You can pass either the WorkflowTemplate id or the fully qualified template resource name ("projects/projectId/regions/region/workflowTemplates/template_id") to the command. If a template resource with the same template name exists, it will be overwritten (updated) and its version number will be incremented. If a template with the same template name does not exist, it will be created.

Rest API

You can define one or more WorkflowTemplate.parameters in a workflowTemplates.create or a workflowTemplates.update API request.

The following is a sample workflowTemplates.create request to create a teragen-terasort workflow template with four defined parameters: CLUSTER, NUM_ROWS, GEN_OUT, and SORT_OUT.

POST https://dataproc.googleapis.com/v1/projects/my-project/locations/us-central1/workflowTemplates
{
  "id": "my-template",
  "jobs": [
    {
      "stepId": "teragen",
      "hadoopJob": {
        "mainJarFileUri": "file:///usr/lib/hadoop-mapreduce/hadoop-mapreduce-examples.jar",
        "args": [
          "teragen",
          "10000",
          "hdfs:///gen/"
        ]
      }
    },
    {
      "stepId": "terasort",
      "prerequisiteStepIds": [
        "teragen"
      ],
      "hadoopJob": {
        "mainJarFileUri": "file:///usr/lib/hadoop-mapreduce/hadoop-mapreduce-examples.jar",
        "args": [
          "terasort",
          "hdfs:///gen/",
          "hdfs:///sort/"
        ]
      }
    }
  ],
  "parameters": [
    {
      "name": "CLUSTER",
      "fields": [
        "placement.managedCluster.clusterName"
      ],
      "description": "The managed cluster name prefix"
    },
    {
      "name": "NUM_ROWS",
      "fields": [
        "jobs['teragen'].hadoopJob.args[1]"
      ],
      "description": "The number of rows to generate",
      "validation": {
        "values": {
          "values": [
            "1000",
            "10000",
            "100000"
          ]
        }
      }
    },
    {
      "name": "GEN_OUT",
      "fields": [
        "jobs['teragen'].hadoopJob.args[2]",
        "jobs['terasort'].hadoopJob.args[1]"
      ],
      "description": "Output directory for teragen",
      "validation": {
        "regex": {
          "regexes": [
            "hdfs:///.*"
          ]
        }
      }
    },
    {
      "name": "SORT_OUT",
      "fields": [
        "jobs['terasort'].hadoopJob.args[2]"
      ],
      "description": "Output directory for terasort",
      "validation": {
        "regex": {
          "regexes": [
            "hdfs:///.*"
          ]
        }
      }
    }
  ],
  "placement": {
    "managedCluster": {
      "clusterName": "to-be-determined",
      "config": {
        "gceClusterConfig": {
          "zoneUri": "us-central1-a"
        }
      }
    }
  }
}

Passing Parameters to a parameterized template

You can pass a different set of parameter values each time you run a parameterized workflow template.
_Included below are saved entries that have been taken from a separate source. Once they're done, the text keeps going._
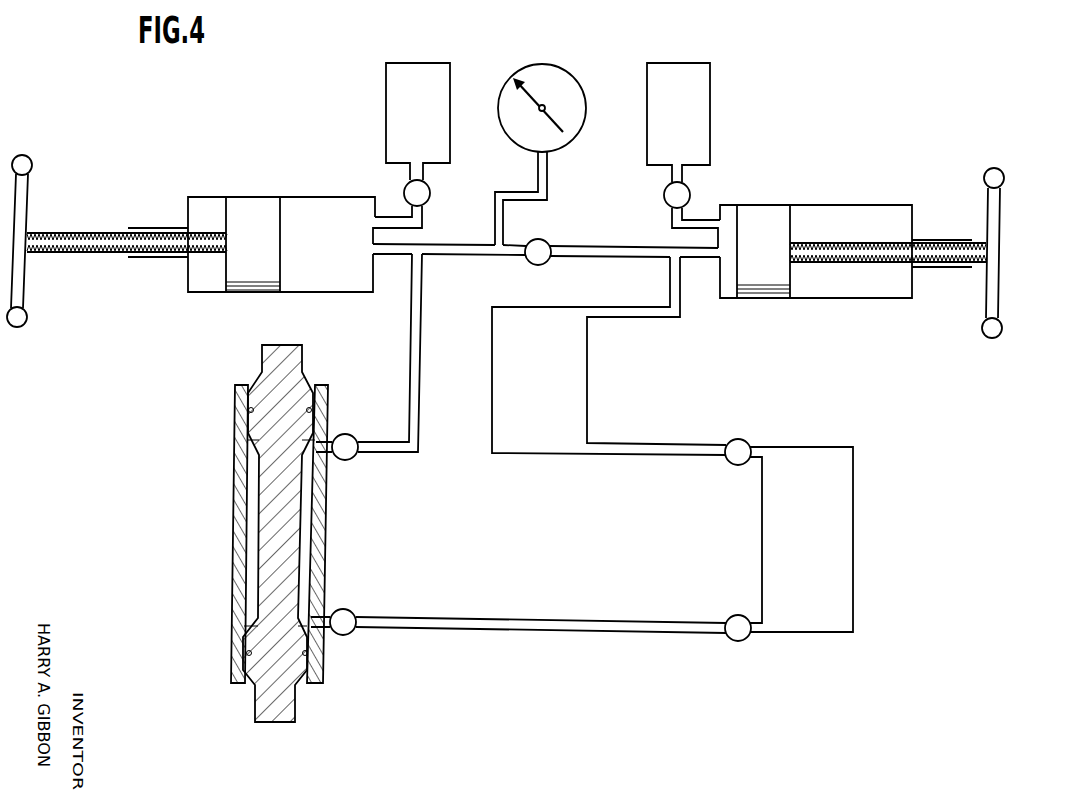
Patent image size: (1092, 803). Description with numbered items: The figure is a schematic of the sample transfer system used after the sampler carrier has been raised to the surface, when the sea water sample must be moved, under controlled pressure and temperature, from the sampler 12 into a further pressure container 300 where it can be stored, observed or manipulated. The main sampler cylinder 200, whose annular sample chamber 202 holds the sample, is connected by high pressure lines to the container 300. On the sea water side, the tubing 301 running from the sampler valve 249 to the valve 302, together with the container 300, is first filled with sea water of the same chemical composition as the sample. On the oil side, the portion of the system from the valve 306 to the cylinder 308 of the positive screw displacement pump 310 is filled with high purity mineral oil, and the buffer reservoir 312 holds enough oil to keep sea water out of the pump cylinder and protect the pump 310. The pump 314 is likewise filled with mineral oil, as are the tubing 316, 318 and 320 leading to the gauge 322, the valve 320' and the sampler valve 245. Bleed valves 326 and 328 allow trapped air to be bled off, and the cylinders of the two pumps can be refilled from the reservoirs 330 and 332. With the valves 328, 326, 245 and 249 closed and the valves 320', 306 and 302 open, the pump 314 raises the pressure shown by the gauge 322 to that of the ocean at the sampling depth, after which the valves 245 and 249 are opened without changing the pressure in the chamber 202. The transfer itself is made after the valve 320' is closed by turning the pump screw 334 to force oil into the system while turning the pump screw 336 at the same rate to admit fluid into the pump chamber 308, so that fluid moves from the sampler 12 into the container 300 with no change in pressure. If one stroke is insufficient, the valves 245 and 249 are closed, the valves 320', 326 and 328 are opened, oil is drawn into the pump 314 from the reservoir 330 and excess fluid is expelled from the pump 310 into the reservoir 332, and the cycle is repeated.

The sampler 12 is at (229, 520).
The main sampler cylinder 200 is at (236, 600).
The sample chamber 202 is at (251, 480).
The valve 245 is at (350, 462).
The valve 249 is at (350, 610).
The pressure container 300 is at (820, 547).
The tubing 301 is at (573, 617).
The valve 302 is at (740, 615).
The valve 306 is at (739, 439).
The cylinder 308 is at (729, 289).
The positive screw displacement pump 310 is at (869, 203).
The buffer reservoir 312 is at (556, 389).
The pump 314 is at (263, 195).
The tubing 316 is at (441, 257).
The tubing 318 is at (508, 191).
The tubing 320 is at (390, 353).
The valve 320' is at (561, 264).
The gauge 322 is at (548, 67).
The bleed valve 326 is at (429, 197).
The bleed valve 328 is at (664, 198).
The reservoir 330 is at (433, 110).
The reservoir 332 is at (692, 111).
The pump screw 334 is at (32, 168).
The pump screw 336 is at (1003, 180).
You must provide a value for each parameter defined in the template.

gcloud Command

You can pass a map of parameter names to values to the gcloud dataproc workflow-templates instantiate command with the --parameters flag. All parameter values defined in the template must be supplied. The supplied values will override values specified in the template.

Parameterized managed-cluster template example

gcloud dataproc workflow-templates instantiate my-template \
    --region=region \
    --parameters=CLUSTER=cluster,NUM_ROWS=1000,GEN_OUT=hdfs:///gen_20180601/,SORT_OUT=hdfs:///sort_20180601

Parameterized cluster-selector template example

gcloud dataproc workflow-templates instantiate \
  --parameters CLUSTER=my-cluster,NUM_ROWS=10000,OUTPUT_DIR=hdfs://some/dir
    

Rest API

You can pass a parameters map of parameter names to values to the Dataproc workflowTemplates.instantiate API. All parameter values defined in the template must be supplied. The supplied values will override values specified in the template.

.

Example:

POST https://dataproc.googleapis.com/v1/projects/my-project/regions/us-central1/workflowTemplates/my-template:instantiate
{
  "parameters": {
    "CLUSTER": "clusterA",
    "NUM_ROWS": "1000",
    "GEN_OUT": "hdfs:///gen_20180601/",
    "SORT_OUT": "hdfs:///sort_20180601/"
  }
}